Ünlü Pop şarkıcısı Betül Demir, hem oyunculuğu ile dikkat çekiyor hem de oyunun müziklerindeki başarısı ile müzikalin değerini artırıyor. Oyunun müziklerine imza atan Betül Demir ve Emirhan Cengiz oyunun iç enerjisini elinde tutuyor. Genç bir yetenek olarak sözünü edebileceğim Sonat Tokuç ile iyi bir ikili oluşturuyorlar. Erken yitirdiğimiz Savaş Dinçel’in canlandırdığı hademe rolünü Barış Taşkın canlandırıyor. Barış Taşkın oyunun en önemli sac ayaklarından biri. Kendisine çok küçük bir rol ayıran Gezen, gençleri öne çıkarıyor. Müjdat Gezen’in en önemli taraflarından biri de vefalı olması. Yıllar önce oyunda rol alan İlhan Daner’e bu oyunda küçük de olsa verdiği rol ile usta sanatçıya saygı duruşunda bulunuyor. Yirmi beş kişiden oluşan müzikalin oyun kadrosu, güncel yorumu ile daha da büyük ilgi uyandırıyor.

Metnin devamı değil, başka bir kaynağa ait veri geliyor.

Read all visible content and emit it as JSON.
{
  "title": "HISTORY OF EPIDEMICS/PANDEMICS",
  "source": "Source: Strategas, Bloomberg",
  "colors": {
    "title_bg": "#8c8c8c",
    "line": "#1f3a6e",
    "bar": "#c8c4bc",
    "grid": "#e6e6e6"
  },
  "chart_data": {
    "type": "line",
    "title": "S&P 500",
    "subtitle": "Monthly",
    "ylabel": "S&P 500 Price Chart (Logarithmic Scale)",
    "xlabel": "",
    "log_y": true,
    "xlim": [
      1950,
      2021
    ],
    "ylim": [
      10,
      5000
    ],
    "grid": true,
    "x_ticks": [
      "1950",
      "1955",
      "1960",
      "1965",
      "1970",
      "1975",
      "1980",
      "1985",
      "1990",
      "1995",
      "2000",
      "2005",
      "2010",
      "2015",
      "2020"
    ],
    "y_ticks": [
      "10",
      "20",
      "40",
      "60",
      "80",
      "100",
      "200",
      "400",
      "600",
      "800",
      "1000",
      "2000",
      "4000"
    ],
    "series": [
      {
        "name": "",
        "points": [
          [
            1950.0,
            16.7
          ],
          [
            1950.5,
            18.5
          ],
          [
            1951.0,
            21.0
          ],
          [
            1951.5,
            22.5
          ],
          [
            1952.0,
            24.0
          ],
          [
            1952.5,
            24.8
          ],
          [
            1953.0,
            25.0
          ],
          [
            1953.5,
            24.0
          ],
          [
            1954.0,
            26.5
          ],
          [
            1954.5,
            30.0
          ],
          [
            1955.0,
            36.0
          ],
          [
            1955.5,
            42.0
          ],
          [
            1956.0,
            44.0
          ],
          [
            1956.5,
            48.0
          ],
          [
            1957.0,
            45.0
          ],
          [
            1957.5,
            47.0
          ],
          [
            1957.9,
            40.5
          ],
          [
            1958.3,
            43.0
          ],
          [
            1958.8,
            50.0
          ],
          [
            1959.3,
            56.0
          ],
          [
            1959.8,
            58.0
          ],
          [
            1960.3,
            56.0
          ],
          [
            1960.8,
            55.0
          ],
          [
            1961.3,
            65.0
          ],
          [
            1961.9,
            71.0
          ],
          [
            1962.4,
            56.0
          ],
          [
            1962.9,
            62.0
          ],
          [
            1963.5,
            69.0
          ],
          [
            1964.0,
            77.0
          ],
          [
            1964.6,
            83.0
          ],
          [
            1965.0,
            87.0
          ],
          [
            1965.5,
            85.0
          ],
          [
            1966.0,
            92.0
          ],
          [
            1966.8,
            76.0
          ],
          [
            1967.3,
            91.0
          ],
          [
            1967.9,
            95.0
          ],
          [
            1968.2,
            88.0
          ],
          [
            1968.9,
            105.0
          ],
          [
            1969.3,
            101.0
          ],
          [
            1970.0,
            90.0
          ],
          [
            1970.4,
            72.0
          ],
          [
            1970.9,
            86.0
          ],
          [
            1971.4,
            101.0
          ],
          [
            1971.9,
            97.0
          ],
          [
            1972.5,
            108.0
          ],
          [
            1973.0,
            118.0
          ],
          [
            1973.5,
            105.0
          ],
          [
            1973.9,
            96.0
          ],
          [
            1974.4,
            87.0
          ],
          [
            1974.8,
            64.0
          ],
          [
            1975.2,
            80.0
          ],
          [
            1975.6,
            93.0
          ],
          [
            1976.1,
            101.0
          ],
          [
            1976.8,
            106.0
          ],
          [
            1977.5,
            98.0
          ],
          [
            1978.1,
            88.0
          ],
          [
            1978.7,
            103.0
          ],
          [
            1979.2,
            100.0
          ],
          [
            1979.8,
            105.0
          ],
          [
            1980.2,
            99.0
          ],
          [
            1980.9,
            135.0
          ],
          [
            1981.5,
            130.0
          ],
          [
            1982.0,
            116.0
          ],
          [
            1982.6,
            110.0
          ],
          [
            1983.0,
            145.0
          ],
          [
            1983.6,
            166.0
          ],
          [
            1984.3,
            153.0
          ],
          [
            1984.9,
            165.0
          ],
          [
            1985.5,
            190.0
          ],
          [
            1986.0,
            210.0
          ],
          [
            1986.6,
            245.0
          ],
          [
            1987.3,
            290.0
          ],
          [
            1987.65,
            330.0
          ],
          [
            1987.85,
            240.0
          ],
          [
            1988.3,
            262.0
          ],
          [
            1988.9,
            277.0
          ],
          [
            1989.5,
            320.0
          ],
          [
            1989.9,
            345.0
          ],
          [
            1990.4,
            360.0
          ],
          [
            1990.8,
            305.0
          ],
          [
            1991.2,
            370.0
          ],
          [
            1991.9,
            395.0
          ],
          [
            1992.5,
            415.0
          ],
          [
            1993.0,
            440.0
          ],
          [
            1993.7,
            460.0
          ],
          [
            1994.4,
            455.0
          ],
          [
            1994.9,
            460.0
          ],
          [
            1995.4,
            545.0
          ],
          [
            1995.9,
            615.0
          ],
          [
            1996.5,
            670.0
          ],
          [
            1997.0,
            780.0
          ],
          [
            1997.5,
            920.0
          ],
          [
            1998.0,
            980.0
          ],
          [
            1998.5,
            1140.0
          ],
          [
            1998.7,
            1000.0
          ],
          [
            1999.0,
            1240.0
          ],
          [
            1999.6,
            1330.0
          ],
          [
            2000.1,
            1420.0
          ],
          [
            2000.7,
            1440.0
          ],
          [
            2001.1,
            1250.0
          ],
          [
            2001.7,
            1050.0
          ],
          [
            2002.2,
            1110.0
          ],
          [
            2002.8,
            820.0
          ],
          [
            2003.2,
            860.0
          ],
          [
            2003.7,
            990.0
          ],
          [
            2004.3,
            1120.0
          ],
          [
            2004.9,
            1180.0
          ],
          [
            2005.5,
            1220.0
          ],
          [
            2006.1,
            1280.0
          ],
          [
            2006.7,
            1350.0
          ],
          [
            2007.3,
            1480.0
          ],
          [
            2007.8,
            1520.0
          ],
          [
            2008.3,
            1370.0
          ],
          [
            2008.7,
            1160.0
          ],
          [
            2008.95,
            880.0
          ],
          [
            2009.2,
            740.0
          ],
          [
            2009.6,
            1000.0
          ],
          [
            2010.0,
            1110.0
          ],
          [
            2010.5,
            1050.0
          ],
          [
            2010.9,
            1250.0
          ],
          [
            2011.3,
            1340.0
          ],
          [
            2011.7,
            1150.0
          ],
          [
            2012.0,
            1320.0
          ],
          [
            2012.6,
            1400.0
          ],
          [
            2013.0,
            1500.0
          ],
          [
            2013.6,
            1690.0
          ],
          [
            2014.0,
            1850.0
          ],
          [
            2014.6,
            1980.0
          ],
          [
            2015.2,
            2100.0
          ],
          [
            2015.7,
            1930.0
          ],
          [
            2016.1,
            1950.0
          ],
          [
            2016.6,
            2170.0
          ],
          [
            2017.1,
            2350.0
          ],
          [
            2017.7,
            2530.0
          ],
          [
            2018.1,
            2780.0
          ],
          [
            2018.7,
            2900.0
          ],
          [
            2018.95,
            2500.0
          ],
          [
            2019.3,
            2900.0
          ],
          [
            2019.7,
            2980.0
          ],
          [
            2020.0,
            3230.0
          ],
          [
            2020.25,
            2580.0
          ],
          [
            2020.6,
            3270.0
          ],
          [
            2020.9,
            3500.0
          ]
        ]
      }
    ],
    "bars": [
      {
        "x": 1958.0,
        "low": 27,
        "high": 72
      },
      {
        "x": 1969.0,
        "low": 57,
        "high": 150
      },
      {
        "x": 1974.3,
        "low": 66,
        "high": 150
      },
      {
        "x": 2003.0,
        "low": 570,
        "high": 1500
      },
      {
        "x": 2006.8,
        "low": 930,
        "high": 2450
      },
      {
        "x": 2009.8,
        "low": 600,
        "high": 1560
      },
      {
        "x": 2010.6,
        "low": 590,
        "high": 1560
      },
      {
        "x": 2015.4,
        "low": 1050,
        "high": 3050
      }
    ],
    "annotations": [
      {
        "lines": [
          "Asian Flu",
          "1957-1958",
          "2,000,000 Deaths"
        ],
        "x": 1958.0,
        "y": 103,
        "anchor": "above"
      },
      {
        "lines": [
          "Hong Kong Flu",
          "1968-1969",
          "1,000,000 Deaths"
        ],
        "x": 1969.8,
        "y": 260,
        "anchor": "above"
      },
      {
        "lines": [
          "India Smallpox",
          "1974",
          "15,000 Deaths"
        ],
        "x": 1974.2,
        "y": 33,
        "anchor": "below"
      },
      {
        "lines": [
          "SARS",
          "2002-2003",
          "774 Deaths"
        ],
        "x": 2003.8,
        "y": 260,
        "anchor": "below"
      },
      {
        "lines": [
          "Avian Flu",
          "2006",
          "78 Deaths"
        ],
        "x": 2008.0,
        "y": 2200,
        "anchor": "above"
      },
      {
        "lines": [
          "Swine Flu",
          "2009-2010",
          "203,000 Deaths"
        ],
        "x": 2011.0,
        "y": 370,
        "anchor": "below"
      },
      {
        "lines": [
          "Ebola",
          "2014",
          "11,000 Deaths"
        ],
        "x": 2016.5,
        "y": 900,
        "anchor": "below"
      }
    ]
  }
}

Atatürk’ü kalplerde hissettiren oyun, Cumhuriyet dönemi sanatçılarının Atatürk’e olan sevgisini ve bağlılığını sahnelere taşıyor. Sahnede bir Atatürk büstünün yer aldığı oyunda, İzmir Marşı’nın simgesel ezgileri, izleyicilerin inanılmaz coşkusu ile birleşiyor. ‘Yeni Müfredat’a göre, kesinlikle görülmesi gereken bir oyun.